En cualquier caso, a lo largo de mi adolescencia tardía y mi adultez emergente, encontré ciertas prendas y accesorios que le ponían un poco de sabor a mi imagen. Aunque no estaba en mí vestirme estrafalariamente como mi role model, claro que quería expresarme a través de mi apariencia. Por otra parte, siendo prudente, me decía a mí misma que, en mi entorno, lo mejor que uno podía hacer era no destacar. No se necesitaba mucho para que la gente, más precisamente hombres, se te quedaran viendo y te dijeran cosas. Hay personas que están malitas de su Teoría de la Mente y atribuyen rápidamente que uno se viste o se ve de cierta manera para llamar la atención. Ciertamente hay un componente comunicativo en la apariencia que uno proyecta, pero las más de las veces, esta responde a sentirse bien con uno mismo, a sentir orgullo e incluso paz con aristas de la identidad propia. Cualquiera que ha usado una camiseta de su equipo favorito o su banda favorita lo sabe, aunque no lo ponga en palabras. Pero esta deferencia se les concede más a cosas como esas que a, digamos, un vestido. Yo jamás usaba vestidos, entre otras cosas. Dirían que solo quería llamar la atención.
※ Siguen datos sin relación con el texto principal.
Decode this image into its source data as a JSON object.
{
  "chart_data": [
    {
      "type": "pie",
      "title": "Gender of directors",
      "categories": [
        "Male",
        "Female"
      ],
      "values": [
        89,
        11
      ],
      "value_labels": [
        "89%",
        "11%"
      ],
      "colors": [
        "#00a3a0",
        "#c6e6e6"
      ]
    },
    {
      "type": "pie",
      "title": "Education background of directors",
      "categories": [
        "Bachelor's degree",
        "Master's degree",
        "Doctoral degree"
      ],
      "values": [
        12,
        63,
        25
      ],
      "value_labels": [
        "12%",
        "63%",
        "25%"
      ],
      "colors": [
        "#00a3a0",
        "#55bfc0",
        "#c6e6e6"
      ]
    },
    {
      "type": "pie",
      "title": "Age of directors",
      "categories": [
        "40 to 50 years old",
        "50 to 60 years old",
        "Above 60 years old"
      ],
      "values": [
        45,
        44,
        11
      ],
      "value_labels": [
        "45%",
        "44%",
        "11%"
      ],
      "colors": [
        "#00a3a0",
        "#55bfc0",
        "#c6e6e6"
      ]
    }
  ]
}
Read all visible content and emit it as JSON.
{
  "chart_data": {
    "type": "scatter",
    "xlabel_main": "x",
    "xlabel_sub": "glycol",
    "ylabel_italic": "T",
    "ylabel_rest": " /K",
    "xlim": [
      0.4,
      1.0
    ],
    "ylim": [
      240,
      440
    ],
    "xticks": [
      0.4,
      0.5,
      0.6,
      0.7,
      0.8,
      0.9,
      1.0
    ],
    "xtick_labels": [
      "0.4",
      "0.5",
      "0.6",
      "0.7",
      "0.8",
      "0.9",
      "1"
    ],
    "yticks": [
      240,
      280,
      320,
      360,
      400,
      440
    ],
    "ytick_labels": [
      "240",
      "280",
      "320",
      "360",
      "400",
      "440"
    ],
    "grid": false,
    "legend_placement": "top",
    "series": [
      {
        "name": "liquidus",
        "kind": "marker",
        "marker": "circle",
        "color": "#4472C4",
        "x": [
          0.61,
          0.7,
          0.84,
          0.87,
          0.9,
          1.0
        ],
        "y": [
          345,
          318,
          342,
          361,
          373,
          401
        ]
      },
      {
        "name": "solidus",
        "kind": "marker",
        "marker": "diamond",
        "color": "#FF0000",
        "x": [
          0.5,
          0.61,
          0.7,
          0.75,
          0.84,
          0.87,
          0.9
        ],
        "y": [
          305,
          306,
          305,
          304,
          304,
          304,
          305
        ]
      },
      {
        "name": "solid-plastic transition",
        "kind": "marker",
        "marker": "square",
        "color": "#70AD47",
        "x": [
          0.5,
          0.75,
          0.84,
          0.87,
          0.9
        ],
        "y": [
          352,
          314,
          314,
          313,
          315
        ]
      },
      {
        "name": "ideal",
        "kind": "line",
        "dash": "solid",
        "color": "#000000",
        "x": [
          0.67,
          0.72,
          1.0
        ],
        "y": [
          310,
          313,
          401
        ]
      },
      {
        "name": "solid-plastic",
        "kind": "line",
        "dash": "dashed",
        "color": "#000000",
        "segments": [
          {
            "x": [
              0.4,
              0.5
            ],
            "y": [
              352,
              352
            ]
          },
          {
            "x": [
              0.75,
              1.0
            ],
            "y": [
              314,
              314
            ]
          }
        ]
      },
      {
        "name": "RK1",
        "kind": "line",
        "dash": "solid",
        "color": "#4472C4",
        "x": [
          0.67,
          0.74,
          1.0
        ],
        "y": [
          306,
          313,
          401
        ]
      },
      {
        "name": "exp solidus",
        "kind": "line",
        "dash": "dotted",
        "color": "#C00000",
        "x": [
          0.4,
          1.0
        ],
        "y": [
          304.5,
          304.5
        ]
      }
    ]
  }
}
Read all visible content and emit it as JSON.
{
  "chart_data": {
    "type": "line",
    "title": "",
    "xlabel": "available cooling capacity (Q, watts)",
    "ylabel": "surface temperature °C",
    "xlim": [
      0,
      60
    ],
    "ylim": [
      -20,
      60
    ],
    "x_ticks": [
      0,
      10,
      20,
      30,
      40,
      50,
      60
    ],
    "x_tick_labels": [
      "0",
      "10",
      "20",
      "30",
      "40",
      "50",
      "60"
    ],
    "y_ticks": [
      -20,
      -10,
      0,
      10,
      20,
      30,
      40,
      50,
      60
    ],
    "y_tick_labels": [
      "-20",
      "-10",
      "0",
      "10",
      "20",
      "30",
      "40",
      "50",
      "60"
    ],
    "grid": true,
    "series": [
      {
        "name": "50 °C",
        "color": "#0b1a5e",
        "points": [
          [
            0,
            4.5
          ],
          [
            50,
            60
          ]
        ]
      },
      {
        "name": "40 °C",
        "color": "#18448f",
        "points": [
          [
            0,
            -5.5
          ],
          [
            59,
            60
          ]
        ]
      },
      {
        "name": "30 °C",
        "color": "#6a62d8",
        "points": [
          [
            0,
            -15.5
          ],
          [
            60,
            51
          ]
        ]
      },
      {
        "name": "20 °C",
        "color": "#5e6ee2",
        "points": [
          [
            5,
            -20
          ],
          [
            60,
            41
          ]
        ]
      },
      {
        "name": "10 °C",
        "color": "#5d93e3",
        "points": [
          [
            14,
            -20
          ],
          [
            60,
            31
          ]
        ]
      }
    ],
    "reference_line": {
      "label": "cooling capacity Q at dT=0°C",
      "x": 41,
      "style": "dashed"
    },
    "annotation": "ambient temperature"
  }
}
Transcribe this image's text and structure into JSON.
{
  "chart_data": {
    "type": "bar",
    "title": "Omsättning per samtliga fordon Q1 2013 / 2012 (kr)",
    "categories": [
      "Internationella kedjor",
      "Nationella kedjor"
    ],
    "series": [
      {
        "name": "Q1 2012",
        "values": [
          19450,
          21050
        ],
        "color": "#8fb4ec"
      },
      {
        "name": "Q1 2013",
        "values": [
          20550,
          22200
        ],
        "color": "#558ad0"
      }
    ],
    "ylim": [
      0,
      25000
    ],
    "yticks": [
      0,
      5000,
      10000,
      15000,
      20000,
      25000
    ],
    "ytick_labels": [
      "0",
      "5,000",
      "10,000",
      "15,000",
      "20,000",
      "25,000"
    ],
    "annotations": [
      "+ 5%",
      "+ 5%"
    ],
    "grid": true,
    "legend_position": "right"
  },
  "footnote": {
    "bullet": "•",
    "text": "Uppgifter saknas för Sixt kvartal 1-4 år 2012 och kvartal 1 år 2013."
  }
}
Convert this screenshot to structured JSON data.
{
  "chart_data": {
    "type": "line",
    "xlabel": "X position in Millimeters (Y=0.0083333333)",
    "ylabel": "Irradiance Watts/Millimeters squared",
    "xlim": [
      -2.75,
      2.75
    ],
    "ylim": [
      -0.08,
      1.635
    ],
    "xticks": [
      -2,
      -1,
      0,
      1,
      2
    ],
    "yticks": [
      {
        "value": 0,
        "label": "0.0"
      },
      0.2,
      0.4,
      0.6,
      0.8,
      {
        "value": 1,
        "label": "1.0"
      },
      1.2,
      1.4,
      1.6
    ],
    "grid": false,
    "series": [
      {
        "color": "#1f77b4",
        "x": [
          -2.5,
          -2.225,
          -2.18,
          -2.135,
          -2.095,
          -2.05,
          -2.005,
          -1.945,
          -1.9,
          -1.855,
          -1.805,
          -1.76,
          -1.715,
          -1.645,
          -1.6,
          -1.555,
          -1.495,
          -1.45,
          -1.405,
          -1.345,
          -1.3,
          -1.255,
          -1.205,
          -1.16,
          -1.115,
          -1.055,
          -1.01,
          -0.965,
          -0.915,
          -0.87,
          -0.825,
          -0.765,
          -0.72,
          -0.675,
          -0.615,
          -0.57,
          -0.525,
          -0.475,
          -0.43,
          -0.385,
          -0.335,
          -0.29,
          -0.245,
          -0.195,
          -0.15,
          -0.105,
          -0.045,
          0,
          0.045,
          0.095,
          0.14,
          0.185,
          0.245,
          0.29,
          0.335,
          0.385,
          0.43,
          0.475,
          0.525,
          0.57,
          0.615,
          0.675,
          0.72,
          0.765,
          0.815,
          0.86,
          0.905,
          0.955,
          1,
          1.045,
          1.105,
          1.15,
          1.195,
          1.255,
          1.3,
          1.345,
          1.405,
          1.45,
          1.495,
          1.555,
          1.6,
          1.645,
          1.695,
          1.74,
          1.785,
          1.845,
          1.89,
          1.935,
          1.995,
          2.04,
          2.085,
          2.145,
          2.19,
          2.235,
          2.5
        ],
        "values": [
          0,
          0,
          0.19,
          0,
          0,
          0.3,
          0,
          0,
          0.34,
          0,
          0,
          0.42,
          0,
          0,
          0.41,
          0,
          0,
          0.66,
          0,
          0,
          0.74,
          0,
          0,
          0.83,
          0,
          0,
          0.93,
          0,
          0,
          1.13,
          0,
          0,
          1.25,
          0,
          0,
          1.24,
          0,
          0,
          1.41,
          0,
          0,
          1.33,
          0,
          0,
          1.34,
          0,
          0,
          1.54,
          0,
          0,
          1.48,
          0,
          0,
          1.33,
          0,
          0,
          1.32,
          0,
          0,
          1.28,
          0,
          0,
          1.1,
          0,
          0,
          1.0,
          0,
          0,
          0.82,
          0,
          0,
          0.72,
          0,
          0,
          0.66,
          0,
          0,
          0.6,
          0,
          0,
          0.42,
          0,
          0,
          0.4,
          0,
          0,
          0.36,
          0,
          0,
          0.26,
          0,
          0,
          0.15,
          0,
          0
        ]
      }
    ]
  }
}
No más. Aquí, además de que era barato experimentar con distintos looks, podía hacerlo tranquilamente. Había salido levemente de mi zona de confort cuando me mudé de mi país natal a uno que tenía las cuatro estaciones, pero fue en esta isla donde por fin tuve vestidos y botas y ropa de verano que no solo usaba en la casa cuando nadie me veía. De repente me encontraba a mí misma adoptando estilos y prendas de vestir a las que en otras épocas de mi vida les habría aturrado la nariz. Actualmente, en mi círculo social, muchos de los cumplidos sobre mi apariencia los respondo con “gracias, lo compré en una charity”. Y en ocasiones cambio el “gracias” por un “lo sé”, porque sí, yo sé, me veo bien.

Algunos fines de semana, en lugar de hacer un pub crawl, hago un charity shop crawl, llegando al final de la calle principal cerca de mi casa y deshaciendo el camino a medida que entro en cada tienda. Sé que no soy la única con semejante pasatiempo porque en cada tienda a la que entro veo las mismas caras que vi en la tienda anterior. No puedo llenarme de cosas en casa, por salud mental y porque algún día tendré que irme de aquí y no quiero viajar con nada más que lo esencial (aunque me gustaría quedarme, estoy disponible para adopción). Hace un tiempo, tuve la buena fortuna de que un familiar mío viniera a pasar una temporada conmigo. Los meses que pasó aquí, trabajó como voluntario en dos tiendas de segunda mano, una de ellas era de puros libros. Él se convirtió en mi dealer, buscaba títulos que me interesaban y me los apartaba hasta que yo llegaba por ellos. Cuánta alegría se compra con un billete de diez libras.

Por supuesto que no todo lo que compro proviene de tiendas de segunda mano. Hay cosas que ameritan comprarse nuevas, por necesidad primaria o por halagarse a uno mismo (puede que solo hable por mí misma, pero esto último también cuenta como necesidad primaria). A medida que fui estabilizando mis finanzas, sobre todo cuando mis gatos consiguieron trabajo y por fin contribuyeron al hogar, pude combinar la austeridad con la abundancia, lo pre-loved con lo newly arrived. En todo esto debe haber una lección sobre capitalismo y posesiones materiales pero ahorita estoy bien sin ahondar en ella.